Conseil d’Etat, 9 mai 2023, n°451710, Région Ile-de-France c. Bouygues Bâtiment IDF et a.
Dans une décision rendue mardi 9 mai, le Conseil d’Etat est venu apporter des précisions quant aux modalités de mise en œuvre d’actions en justice fondées sur la responsabilité quasi-délictuelle des auteurs de pratiques anticoncurrentielles commises à l’occasion de la passation d’un marché public dans des circonstances relativement complexes.
Il s’agissait dans le cas de déterminer la point de départ du délai de prescription de telles actions : le Conseil d’Etat a alors déterminé qu’il s’agissait de la date à laquelle la personne publique a eu connaissance de manière suffisamment certaine de l’étendue des pratiques anticoncurrentielles dont elle a été victime de la part des titulaires des marchés.
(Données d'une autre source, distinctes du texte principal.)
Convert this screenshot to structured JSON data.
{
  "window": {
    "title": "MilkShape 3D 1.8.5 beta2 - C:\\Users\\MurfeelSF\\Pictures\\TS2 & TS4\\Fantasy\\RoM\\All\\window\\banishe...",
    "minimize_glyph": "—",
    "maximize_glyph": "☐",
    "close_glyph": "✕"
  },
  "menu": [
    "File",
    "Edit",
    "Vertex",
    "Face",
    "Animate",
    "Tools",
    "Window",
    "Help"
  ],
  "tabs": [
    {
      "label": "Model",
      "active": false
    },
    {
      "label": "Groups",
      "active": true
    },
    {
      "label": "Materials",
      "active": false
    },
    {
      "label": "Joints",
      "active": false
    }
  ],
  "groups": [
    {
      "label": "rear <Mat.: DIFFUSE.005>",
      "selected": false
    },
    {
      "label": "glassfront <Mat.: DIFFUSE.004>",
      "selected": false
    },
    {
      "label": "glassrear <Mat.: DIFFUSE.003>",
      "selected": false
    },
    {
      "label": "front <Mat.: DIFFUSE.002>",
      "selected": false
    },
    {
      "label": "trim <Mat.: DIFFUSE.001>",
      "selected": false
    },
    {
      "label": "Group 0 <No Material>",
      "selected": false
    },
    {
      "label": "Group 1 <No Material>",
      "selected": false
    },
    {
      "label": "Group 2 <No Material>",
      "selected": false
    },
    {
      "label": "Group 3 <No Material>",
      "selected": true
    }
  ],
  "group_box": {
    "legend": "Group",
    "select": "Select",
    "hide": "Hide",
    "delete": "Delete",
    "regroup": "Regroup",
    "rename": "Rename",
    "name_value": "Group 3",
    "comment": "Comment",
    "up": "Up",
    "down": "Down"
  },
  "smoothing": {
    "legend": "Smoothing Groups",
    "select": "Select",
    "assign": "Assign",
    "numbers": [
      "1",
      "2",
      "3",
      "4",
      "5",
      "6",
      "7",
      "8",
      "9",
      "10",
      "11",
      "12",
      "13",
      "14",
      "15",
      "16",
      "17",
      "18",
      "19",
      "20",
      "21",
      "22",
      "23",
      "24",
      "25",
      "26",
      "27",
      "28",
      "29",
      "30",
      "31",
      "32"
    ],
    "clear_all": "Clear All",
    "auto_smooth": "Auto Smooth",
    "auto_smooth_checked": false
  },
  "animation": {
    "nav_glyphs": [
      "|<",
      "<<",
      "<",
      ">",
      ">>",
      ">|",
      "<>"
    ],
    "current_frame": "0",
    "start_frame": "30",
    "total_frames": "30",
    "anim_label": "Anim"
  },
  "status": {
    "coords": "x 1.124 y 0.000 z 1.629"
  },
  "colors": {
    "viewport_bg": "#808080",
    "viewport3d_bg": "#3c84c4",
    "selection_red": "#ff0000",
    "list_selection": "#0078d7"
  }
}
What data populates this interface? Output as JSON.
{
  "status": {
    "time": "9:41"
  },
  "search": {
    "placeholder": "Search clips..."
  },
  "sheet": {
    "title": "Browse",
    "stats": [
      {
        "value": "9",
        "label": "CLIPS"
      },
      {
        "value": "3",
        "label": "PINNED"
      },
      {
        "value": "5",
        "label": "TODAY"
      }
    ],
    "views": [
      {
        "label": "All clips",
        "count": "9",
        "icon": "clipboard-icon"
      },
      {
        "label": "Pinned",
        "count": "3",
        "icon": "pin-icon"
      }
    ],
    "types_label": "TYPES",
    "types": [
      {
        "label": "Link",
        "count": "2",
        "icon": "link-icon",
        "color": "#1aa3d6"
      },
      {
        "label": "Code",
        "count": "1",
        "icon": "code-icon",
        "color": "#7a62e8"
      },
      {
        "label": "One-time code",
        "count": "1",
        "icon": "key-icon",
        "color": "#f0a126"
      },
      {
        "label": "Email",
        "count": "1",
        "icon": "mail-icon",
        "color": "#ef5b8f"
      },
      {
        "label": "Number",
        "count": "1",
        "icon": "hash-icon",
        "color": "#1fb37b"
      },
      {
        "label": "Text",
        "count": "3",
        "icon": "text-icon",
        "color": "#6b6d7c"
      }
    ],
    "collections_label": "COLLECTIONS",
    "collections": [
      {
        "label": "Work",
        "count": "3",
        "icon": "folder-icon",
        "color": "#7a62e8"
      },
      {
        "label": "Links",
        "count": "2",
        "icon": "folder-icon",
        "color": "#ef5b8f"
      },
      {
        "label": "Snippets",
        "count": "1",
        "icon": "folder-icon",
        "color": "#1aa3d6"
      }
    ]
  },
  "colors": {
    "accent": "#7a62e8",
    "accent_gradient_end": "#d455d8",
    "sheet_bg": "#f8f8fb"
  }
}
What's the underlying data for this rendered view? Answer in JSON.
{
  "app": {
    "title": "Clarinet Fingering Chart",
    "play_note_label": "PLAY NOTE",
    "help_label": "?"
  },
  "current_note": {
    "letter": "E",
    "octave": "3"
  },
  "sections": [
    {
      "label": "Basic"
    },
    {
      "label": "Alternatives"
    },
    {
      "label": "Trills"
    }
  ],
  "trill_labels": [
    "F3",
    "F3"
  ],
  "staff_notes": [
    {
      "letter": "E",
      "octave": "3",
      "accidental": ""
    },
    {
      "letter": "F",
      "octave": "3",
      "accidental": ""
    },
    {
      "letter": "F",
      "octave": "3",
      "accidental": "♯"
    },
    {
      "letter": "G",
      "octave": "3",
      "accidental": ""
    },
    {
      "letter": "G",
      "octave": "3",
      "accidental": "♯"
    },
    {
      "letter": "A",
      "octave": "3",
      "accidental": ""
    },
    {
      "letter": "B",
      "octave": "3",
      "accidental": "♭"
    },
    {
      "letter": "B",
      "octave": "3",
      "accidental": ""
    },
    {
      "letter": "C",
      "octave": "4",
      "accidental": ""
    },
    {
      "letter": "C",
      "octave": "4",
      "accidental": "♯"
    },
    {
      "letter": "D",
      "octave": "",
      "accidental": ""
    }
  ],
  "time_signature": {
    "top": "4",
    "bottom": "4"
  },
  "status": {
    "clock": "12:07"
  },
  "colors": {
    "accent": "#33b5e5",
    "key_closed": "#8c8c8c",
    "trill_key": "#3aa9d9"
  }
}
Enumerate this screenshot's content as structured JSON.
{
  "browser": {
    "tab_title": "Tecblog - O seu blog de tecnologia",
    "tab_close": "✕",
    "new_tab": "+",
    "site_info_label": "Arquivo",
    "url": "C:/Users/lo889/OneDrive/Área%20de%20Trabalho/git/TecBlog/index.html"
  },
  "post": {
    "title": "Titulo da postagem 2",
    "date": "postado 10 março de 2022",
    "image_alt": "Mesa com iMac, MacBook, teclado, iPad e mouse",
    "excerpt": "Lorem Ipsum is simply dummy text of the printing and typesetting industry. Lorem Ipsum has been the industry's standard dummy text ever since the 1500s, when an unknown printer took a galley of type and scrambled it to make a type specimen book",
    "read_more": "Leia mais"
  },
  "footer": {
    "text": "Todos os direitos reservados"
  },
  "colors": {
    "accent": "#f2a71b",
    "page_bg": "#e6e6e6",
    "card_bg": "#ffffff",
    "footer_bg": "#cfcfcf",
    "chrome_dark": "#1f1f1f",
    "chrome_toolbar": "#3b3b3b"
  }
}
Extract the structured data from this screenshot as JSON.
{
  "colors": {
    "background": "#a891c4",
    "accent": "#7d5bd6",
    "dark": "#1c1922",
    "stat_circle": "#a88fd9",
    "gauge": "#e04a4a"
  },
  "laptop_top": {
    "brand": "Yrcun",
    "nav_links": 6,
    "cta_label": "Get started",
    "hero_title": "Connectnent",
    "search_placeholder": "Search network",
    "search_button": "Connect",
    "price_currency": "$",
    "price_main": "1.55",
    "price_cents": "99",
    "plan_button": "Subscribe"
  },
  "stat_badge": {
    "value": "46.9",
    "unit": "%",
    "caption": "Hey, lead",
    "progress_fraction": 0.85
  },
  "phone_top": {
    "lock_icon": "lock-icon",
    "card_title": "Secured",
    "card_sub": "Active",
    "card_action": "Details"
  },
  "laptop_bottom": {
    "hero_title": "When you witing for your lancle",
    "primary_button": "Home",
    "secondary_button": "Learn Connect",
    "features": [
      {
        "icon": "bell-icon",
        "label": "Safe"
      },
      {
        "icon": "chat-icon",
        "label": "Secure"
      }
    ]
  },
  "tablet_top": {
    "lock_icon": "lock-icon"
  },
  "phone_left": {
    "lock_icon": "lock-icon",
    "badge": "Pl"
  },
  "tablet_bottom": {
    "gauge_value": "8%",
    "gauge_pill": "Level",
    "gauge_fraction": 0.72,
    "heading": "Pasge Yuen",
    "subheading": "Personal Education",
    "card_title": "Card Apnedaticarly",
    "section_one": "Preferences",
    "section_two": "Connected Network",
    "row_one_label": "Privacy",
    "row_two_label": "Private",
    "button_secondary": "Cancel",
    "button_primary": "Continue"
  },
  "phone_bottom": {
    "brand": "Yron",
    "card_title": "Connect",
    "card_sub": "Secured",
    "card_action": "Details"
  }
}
En l’espèce, le cas était très particulier puisque certains organes de la Région avaient connaissance de telles pratiques mais pas les organes qui leur ont succédés. Dès lors, il était difficile de déterminer le point de départ du délai de prescription pour de telles actions.
Aux termes d’un long arrêt, le Conseil d’Etat estime qu’ « Il résulte de l’article 2224 du code civil, du II de l’article 26 de loi n° 2008-561 du 17 juin 2008, de l’article 2270-1 du code civil, en vigueur jusqu’à l’entrée en vigueur de la loi n° 2008-561 du 17 juin 2008, des articles L. 481-1 et L. 482-1 du code de commerce et de l’article 12 de l’ordonnance n° 2017-303 du 9 mars 2017 que jusqu’à l’entrée en vigueur de la loi du 17 juin 2008, les actions fondées sur la responsabilité quasi-délictuelle des auteurs de pratiques anticoncurrentielles se prescrivaient par dix ans à compter de la manifestation du dommage. Après l’entrée en vigueur de cette loi, la prescription de ces conclusions est régie par l’article 2224 du code civil fixant une prescription de cinq ans. S’applique, depuis l’entrée en vigueur de l’ordonnance du 9 mars 2017 relatives aux actions en dommage et intérêts du fait des pratiques anticoncurrentielles, l’article L. 482-1 du code de commerce. »
Le Conseil d’Etat se base donc à la fois sur les dispositions du Code civil et du Code de commerce pour déterminer les modalités d’action en responsabilité pour pratiques anticoncurrentielles dans la cadre de marchés publics.
Aussi, de manière relativement logique compte tenu de la jurisprudence en la matière, les juges du Palais Royal ont précisé que « Pour l’application de l’ensemble de ces dispositions, le délai de prescription qu’elles prévoient ne peut commencer à courir avant la date à laquelle la personne publique a eu connaissance de manière suffisamment certaine de l’étendue des pratiques anticoncurrentielles dont elle a été victime de la part des titulaires des marchés. Dans l’hypothèse où le préjudice de la personne publique résulte de pratiques auxquelles ses organes dirigeants ont participé, de sorte qu’en raison de leur implication elle n’a pu faire valoir ses droits à réparation, la prescription ne peut courir qu’à la date à laquelle, après le remplacement de ses organes dirigeants, les nouveaux organes dirigeants, étrangers à la mise en œuvre des pratiques anticoncurrentielles, acquièrent une connaissance suffisamment certaine de l’étendue de ces pratiques. »*
Le Conseil d’Etat conclut ainsi qu’il n’existe pas de présomption de transmission de la connaissance de tels faits entre différents organes d’une même personne publique qui se succèdent.